I went to the bathroom to take a shower, did my morning makeup routine, which doesn't consist of much, and put on my uniform. It's a black and grey plaid skirt, with a white button-up shirt, a grey cardigan, black blazer, and black or white thigh high socks.

I looked at myself in the mirror and semi-disliked it. Sure, I like uniforms, but the skirt was shorter than I expected it to be. It came about six inches above my knees, and the shirt made my breasts look worse than they already were! Plus, the material was thin. Would I be wearing my cardigan all day? Most definitely. No one needs to see my bra pattern.

I glanced at the clock and it read 7:23. School starts at 8:10, so I've got plenty of time.

I went downstairs and got some cinnamon toast crunch for breakfast. My favorite!

I finished the bowl, and washed my dish, then I got an apple, washed that, and went back upstairs.
While I ate my apple, I got my school supplies together. After finishing the apple, I went to brush my teeth.

I flossed (which hurts a bit but I don't want to get my teeth drilled cause the needle is huge and looks scary) and waited in the hallway for my brother to come out.

In the meantime, I texted my best friend Samantha. She's like a sister to me. I haven't talked to her in the three days that I've been here, and those days have been miserable even if I am being dramatic. Those three days don’t include the week that I lost my phone in all the packing. Plus, I had to help drive which was so not fun.

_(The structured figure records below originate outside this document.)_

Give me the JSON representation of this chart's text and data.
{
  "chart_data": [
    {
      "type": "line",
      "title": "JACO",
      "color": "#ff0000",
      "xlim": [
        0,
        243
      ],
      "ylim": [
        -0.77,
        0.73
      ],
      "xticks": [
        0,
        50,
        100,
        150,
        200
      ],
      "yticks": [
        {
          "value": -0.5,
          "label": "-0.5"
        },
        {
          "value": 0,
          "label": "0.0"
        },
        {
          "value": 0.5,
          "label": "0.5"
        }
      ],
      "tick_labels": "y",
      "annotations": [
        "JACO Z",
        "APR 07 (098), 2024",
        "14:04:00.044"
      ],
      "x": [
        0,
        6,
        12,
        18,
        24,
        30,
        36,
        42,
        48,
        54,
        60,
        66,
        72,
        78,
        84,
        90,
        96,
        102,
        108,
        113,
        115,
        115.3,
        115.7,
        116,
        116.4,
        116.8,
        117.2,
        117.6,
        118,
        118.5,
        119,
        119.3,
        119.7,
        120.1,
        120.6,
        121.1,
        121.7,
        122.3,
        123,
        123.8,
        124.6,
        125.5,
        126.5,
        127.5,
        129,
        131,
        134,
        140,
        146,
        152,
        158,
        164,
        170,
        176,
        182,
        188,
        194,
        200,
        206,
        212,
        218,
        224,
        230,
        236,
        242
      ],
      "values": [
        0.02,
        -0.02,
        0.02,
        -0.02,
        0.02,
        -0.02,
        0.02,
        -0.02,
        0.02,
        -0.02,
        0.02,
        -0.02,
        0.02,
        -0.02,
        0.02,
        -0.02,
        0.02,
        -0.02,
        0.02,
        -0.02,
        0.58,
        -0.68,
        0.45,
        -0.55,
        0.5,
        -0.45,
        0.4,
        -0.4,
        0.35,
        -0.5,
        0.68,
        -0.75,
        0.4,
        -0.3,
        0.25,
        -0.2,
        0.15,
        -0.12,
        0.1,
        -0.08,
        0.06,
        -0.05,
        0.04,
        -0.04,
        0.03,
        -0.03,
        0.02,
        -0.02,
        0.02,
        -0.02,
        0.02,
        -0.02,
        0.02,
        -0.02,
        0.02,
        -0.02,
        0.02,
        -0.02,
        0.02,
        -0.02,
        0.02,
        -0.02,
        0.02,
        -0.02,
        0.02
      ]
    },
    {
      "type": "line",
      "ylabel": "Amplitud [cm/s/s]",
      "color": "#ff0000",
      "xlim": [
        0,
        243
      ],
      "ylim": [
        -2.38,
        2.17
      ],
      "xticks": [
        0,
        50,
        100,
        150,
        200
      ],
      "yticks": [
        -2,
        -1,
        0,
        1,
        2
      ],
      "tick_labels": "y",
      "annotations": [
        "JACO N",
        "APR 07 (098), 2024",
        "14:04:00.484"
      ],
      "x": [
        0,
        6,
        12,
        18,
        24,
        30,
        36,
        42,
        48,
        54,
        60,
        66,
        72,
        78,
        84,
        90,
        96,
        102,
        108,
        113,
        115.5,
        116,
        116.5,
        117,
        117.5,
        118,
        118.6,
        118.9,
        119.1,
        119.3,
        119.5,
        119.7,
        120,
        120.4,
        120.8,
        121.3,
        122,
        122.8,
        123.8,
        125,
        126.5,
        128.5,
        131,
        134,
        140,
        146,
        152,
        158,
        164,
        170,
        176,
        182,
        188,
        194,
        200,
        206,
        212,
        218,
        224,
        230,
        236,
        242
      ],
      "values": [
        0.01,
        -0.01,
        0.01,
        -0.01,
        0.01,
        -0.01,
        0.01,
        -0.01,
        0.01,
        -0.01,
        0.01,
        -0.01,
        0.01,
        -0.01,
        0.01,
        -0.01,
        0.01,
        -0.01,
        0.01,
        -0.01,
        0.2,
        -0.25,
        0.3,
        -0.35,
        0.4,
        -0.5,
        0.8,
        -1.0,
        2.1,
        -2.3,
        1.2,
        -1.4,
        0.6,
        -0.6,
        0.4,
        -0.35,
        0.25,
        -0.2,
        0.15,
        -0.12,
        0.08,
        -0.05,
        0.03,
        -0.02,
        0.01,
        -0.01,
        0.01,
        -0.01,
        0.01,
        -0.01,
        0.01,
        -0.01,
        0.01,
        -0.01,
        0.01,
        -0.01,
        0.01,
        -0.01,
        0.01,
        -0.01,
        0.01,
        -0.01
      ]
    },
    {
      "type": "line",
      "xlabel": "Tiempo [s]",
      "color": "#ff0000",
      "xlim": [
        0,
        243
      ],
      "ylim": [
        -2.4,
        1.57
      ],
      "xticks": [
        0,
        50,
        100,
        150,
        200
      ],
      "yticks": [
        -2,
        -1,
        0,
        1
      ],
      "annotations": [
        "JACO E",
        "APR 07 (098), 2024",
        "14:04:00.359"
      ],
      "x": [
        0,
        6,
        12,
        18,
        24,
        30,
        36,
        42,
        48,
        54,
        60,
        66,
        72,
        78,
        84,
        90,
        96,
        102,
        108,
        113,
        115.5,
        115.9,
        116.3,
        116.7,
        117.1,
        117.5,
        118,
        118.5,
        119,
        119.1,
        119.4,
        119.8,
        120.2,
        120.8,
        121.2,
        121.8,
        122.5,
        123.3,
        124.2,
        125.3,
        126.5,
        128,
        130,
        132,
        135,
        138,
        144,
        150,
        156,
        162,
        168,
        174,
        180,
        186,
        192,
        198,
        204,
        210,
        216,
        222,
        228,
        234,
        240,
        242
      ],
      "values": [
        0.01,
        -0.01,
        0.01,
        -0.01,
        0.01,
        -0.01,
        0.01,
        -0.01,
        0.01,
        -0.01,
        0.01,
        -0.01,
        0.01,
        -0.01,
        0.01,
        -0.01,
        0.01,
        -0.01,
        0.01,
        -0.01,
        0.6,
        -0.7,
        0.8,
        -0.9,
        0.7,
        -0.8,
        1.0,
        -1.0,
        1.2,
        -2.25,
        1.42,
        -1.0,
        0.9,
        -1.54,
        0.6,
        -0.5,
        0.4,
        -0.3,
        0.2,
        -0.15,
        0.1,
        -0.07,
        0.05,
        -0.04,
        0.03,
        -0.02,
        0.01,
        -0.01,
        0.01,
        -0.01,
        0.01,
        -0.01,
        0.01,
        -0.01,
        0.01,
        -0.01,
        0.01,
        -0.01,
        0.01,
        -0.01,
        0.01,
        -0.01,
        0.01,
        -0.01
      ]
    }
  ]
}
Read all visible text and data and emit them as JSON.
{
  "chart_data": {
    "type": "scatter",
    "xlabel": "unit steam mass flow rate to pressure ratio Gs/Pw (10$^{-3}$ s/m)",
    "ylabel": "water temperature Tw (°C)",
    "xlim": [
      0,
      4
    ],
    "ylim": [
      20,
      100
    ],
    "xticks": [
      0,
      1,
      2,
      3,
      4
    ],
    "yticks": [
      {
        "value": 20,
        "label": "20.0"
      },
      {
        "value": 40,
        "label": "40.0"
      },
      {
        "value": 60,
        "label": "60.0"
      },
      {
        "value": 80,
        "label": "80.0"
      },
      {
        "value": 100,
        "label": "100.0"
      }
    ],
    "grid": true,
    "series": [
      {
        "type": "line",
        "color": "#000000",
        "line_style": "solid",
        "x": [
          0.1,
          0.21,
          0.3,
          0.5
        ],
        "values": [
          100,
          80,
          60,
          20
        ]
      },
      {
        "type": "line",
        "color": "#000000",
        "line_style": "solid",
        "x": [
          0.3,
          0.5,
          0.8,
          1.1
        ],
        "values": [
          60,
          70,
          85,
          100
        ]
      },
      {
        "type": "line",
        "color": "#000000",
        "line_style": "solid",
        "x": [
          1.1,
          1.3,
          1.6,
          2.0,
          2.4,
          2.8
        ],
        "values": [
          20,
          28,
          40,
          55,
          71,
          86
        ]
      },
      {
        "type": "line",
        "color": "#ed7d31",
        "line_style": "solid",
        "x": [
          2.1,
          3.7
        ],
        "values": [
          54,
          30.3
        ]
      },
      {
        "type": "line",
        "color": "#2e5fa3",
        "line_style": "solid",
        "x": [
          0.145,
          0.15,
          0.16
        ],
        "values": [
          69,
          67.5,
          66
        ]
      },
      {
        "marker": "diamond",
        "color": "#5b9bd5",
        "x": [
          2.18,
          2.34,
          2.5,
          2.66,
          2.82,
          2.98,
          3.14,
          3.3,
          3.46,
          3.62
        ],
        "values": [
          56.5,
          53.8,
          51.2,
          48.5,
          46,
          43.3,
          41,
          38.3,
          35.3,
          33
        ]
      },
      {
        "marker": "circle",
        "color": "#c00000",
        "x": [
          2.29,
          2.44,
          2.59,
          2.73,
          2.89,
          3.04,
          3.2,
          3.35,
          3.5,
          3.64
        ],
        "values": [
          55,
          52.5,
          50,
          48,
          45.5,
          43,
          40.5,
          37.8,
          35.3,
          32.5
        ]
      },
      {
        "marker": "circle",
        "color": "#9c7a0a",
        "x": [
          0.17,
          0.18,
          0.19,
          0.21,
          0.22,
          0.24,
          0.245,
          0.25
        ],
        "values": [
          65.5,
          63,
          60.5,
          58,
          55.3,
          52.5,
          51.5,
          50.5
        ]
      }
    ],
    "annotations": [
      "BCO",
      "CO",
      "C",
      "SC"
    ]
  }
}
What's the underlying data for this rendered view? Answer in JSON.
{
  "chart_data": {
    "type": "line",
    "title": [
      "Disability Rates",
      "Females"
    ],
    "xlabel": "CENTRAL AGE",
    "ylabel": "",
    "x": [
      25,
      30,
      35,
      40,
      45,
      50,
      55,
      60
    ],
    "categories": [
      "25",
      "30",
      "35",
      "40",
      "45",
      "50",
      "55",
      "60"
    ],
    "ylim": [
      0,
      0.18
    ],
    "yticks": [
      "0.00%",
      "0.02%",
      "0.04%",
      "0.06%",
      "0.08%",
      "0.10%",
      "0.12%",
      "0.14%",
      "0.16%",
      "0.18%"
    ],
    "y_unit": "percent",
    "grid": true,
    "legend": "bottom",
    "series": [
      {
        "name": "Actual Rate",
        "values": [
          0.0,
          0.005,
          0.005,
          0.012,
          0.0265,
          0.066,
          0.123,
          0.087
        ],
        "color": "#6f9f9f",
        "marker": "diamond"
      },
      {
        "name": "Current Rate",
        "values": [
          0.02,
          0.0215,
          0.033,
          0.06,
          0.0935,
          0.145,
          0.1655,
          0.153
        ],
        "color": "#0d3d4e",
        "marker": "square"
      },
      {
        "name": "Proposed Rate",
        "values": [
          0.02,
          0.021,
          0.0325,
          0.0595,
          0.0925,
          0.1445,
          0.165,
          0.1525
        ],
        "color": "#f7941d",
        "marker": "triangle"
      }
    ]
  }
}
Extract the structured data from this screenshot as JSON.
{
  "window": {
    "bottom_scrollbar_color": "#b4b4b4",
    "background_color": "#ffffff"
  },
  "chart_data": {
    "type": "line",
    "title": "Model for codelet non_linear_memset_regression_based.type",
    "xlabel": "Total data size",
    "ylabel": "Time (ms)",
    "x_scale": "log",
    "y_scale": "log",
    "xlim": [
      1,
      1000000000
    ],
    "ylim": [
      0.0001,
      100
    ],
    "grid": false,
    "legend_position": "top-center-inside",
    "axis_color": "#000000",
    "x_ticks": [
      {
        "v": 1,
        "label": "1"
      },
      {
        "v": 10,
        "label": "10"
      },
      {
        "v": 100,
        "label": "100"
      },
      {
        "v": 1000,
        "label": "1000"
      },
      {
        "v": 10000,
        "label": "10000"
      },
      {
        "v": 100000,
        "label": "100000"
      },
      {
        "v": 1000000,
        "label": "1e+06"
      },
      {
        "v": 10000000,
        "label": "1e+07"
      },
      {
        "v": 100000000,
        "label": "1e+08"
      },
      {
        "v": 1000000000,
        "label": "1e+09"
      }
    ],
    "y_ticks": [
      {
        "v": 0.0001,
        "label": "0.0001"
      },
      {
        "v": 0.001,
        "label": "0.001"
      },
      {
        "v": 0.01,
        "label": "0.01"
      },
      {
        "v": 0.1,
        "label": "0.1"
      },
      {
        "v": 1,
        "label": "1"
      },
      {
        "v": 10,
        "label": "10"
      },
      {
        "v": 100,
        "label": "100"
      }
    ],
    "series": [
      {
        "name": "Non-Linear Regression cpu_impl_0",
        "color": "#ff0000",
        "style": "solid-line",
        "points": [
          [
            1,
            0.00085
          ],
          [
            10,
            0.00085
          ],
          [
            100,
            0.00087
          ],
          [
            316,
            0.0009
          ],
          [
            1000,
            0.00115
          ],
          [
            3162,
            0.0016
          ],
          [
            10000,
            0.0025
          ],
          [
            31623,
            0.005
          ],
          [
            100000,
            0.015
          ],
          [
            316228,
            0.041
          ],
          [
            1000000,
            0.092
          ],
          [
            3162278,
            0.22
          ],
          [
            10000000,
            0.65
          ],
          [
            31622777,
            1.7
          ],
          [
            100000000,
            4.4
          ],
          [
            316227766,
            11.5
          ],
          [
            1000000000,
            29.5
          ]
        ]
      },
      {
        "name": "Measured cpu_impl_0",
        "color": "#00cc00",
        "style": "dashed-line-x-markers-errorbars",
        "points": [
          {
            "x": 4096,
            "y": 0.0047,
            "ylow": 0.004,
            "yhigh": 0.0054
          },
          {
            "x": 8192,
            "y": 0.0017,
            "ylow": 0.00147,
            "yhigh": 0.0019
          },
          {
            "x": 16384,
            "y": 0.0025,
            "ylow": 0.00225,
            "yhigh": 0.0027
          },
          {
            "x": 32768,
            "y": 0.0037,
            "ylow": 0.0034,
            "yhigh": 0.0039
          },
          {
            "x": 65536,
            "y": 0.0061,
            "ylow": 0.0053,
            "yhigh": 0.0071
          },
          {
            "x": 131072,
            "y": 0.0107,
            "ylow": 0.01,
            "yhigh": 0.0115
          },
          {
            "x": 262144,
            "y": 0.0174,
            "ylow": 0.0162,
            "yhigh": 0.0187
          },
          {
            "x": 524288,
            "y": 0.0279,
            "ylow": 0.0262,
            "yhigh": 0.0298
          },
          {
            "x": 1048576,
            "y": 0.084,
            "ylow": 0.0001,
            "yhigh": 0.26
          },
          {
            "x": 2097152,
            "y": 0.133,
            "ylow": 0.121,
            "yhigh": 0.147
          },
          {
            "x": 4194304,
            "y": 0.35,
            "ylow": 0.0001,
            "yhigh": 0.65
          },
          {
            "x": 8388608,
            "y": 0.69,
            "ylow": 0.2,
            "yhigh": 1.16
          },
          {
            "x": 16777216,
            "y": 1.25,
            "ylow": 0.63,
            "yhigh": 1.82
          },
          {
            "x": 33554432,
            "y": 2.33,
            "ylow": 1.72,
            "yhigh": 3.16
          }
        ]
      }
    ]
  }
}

"Ready?" I heard my brother ask from behind me. Startled me a little but I shook it off.

"Well, duh, I've been waiting forever. You're worse than girls." I laughed to myself and stood up.
He ruffled my hair and we headed down the stairs and out the door. He pulled his keys out of his pocket, prepared to unlock his car, but I stopped him.

"Let's walk to school! It'll be really nice. We can ride in the car tomorrow or something, this will be really nice for the morning," I explained. School was about a twenty-minute walk (I think) and I like walking too. I love the fresh smell of outdoors and the vibrant shades of green make me happy. And the trees are beautiful! This place has awesome scenery. There's also a big huge, open field with a sign that says public area. We drove by when we got here a few days ago.

"We should so get a dog," I commented to Sam as we walked by the field.

"Yeah, if mom's okay with that," he casually countered.

"It's not like she would be home to worry about it anyway," I grumbled quietly. A dog would be so nice, especially to make up for the lack of love and affection that I'm feeling, not that Sam is doing an awful job.

We walked passed the school entrance gates and the parking lot was packed! My eyes bugged out as
I surveyed the place. It was huge and the parking lot was full of more than just cars; it was littered with high school boys.

I latched onto Sam's arm and held his hand with everything in me. The panic I was feeling yesterday came back with full force along with anxiety and my armpits started sweating.

"Come on Camille. They're not gonna do anything to you. Besides, if anyone tries anything, they'll have to get through me, okay? So just relax," he whispered to me as he rubbed my back in a soothing manner. I nodded my head and swallowed hard, trying to calm my breathing. The last thing I needed was an asthma attack; it's been far too long since I last had one.

I didn't doubt my brother's words, I believed him to the fullest, but his words didn't help with the fact that everyone was gawking, even a few low whistles could be heard and it felt like eyes were burning a hole through my back!

I can tell that my first day of senior year is gonna be stressful.